1_gridToWorld = new NativeHashMap<Vector3Int, Vector3>(totalSize, _handle);
2Grid grid = GetGrid();
3foreach (Vector3Int cell in size.allPositionsWithin)
4{
5    _gridToWorld[cell] = grid.CellToWorld(cell);
6}

And with that, all of the pathfinding logic was moved off of the main thread.


Avoid LINQ

This gets thrown around a lot on the internet, but I’ll repeat it - avoid LINQ if you can. Unity’s profiler identified many areas where we were using LINQ during Update, which generates a ton of garbage. Pretty much all LINQ can be replaced with for loops, or if you’re using OrderBy, custom IComparer<T>s.


Algorithms

Work smarter, not harder.

The world that the player finds themselves in is procedurally generated. The generation is quite modular, allowing us to configure a multitude of passes that shape the produced world in different ways. One of our recent features is wiggly bounds:

Wiggly World Bounds

The initial implementation of this feature was relatively stupid - it would try to “cut off” a portion of the map by placing a wiggly path along an edge. To ensure that all of the “interesting stuff the player can do” was still valid, I would pathfind to each area of interest as if this new wiggly boundary existed. If all areas could be reached, only then would the wiggly boundary be placed. In the happy path, this approach worked great. For larger maps, where the chance of cutting off a point of interest was higher, this added several seconds to generation time, generally resulting in a wiggly boundary failure.

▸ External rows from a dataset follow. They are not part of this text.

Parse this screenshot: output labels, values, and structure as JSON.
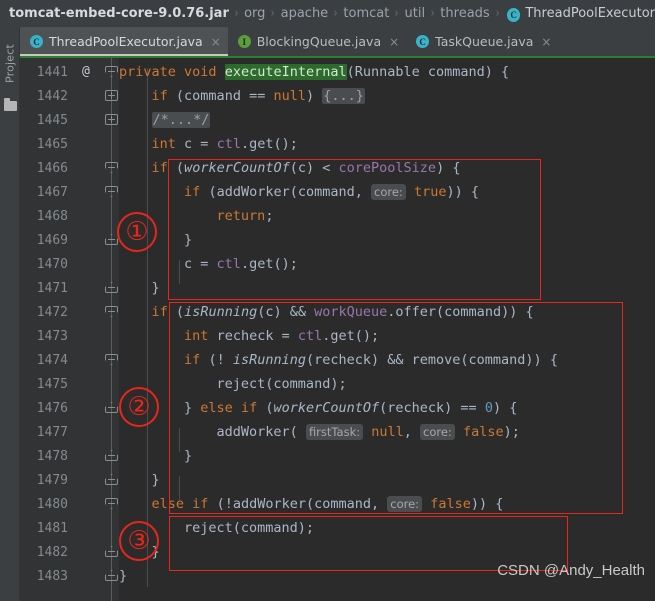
{
  "window": {
    "theme_bg": "#2b2b2b",
    "chrome_bg": "#3c3f41",
    "accent_red": "#e8261b"
  },
  "breadcrumb": {
    "jar": "tomcat-embed-core-9.0.76.jar",
    "separator": "›",
    "segments": [
      "org",
      "apache",
      "tomcat",
      "util",
      "threads"
    ],
    "class_icon": "C",
    "class_name": "ThreadPoolExecutor"
  },
  "tool_stripe": {
    "project_label": "Project",
    "folder_icon": "folder-icon"
  },
  "tabs": [
    {
      "icon": "C",
      "icon_kind": "class",
      "label": "ThreadPoolExecutor.java",
      "close": "×",
      "active": true
    },
    {
      "icon": "I",
      "icon_kind": "interface",
      "label": "BlockingQueue.java",
      "close": "×",
      "active": false
    },
    {
      "icon": "C",
      "icon_kind": "class",
      "label": "TaskQueue.java",
      "close": "×",
      "active": false
    }
  ],
  "editor": {
    "annotation_marker": "@",
    "lines": [
      {
        "no": "1441",
        "fold": "start",
        "annotation": "@"
      },
      {
        "no": "1442",
        "fold": "plus",
        "annotation": ""
      },
      {
        "no": "1445",
        "fold": "plus",
        "annotation": ""
      },
      {
        "no": "1465",
        "fold": "none",
        "annotation": ""
      },
      {
        "no": "1466",
        "fold": "start",
        "annotation": ""
      },
      {
        "no": "1467",
        "fold": "start",
        "annotation": ""
      },
      {
        "no": "1468",
        "fold": "none",
        "annotation": ""
      },
      {
        "no": "1469",
        "fold": "end",
        "annotation": ""
      },
      {
        "no": "1470",
        "fold": "none",
        "annotation": ""
      },
      {
        "no": "1471",
        "fold": "end",
        "annotation": ""
      },
      {
        "no": "1472",
        "fold": "start",
        "annotation": ""
      },
      {
        "no": "1473",
        "fold": "none",
        "annotation": ""
      },
      {
        "no": "1474",
        "fold": "start",
        "annotation": ""
      },
      {
        "no": "1475",
        "fold": "none",
        "annotation": ""
      },
      {
        "no": "1476",
        "fold": "end",
        "annotation": ""
      },
      {
        "no": "1477",
        "fold": "none",
        "annotation": ""
      },
      {
        "no": "1478",
        "fold": "end",
        "annotation": ""
      },
      {
        "no": "1479",
        "fold": "end",
        "annotation": ""
      },
      {
        "no": "1480",
        "fold": "start",
        "annotation": ""
      },
      {
        "no": "1481",
        "fold": "none",
        "annotation": ""
      },
      {
        "no": "1482",
        "fold": "end",
        "annotation": ""
      },
      {
        "no": "1483",
        "fold": "end",
        "annotation": ""
      }
    ],
    "code_text": [
      "private void executeInternal(Runnable command) {",
      "    if (command == null) {...}",
      "    /*...*/",
      "    int c = ctl.get();",
      "    if (workerCountOf(c) < corePoolSize) {",
      "        if (addWorker(command, core: true)) {",
      "            return;",
      "        }",
      "        c = ctl.get();",
      "    }",
      "    if (isRunning(c) && workQueue.offer(command)) {",
      "        int recheck = ctl.get();",
      "        if (! isRunning(recheck) && remove(command)) {",
      "            reject(command);",
      "        } else if (workerCountOf(recheck) == 0) {",
      "            addWorker( firstTask: null, core: false);",
      "        }",
      "    }",
      "    else if (!addWorker(command, core: false)) {",
      "        reject(command);",
      "    }",
      "}"
    ],
    "parameter_hints": [
      "core:",
      "firstTask:",
      "core:",
      "core:"
    ],
    "folded_placeholders": [
      "{...}",
      "/*...*/"
    ],
    "highlighted_method": "executeInternal"
  },
  "annotations": {
    "boxes": [
      {
        "label": "1",
        "name": "annotation-box-core-pool"
      },
      {
        "label": "2",
        "name": "annotation-box-work-queue"
      },
      {
        "label": "3",
        "name": "annotation-box-add-worker"
      }
    ],
    "circle_labels": [
      "①",
      "②",
      "③"
    ]
  },
  "watermark": {
    "text": "CSDN @Andy_Health"
  }
}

To remedy this, I inverted the order of these operations: pathfinding was ran between the player’s spawn and each area of interest. These paths, coupled with all of the boundaries of the points of interest, were then fed into the wiggly boundary pathfinding, ensuring that the boundaries wouldn’t cut off points of interest. This lets us pathfind without any validation - if a wiggly boundary path is found, it’s guaranteed to be valid


Heap Based Data Structures and Caches

This one is simple - if you’re using something like a List<T> or a HashSet<T>, see if you can only new it once, either at construction time or Awake. These can be cleared and re-used for computations throughout your classes.

If you’re calculating the same value over and over again, consider caching it. We wrote a simple TimedCache to auto-invalidate cached values after some time frame, with optional jitter. Jitter helps to reduce “frame spikes” where all of your caches expire at the same tick and need to be rehydrated.


That about wraps things up. With these improvements, we went from 60 FPS to 400+. We have some new features in the works that should see some even greater performance increases, but only time will tell. I hope you enjoyed the read!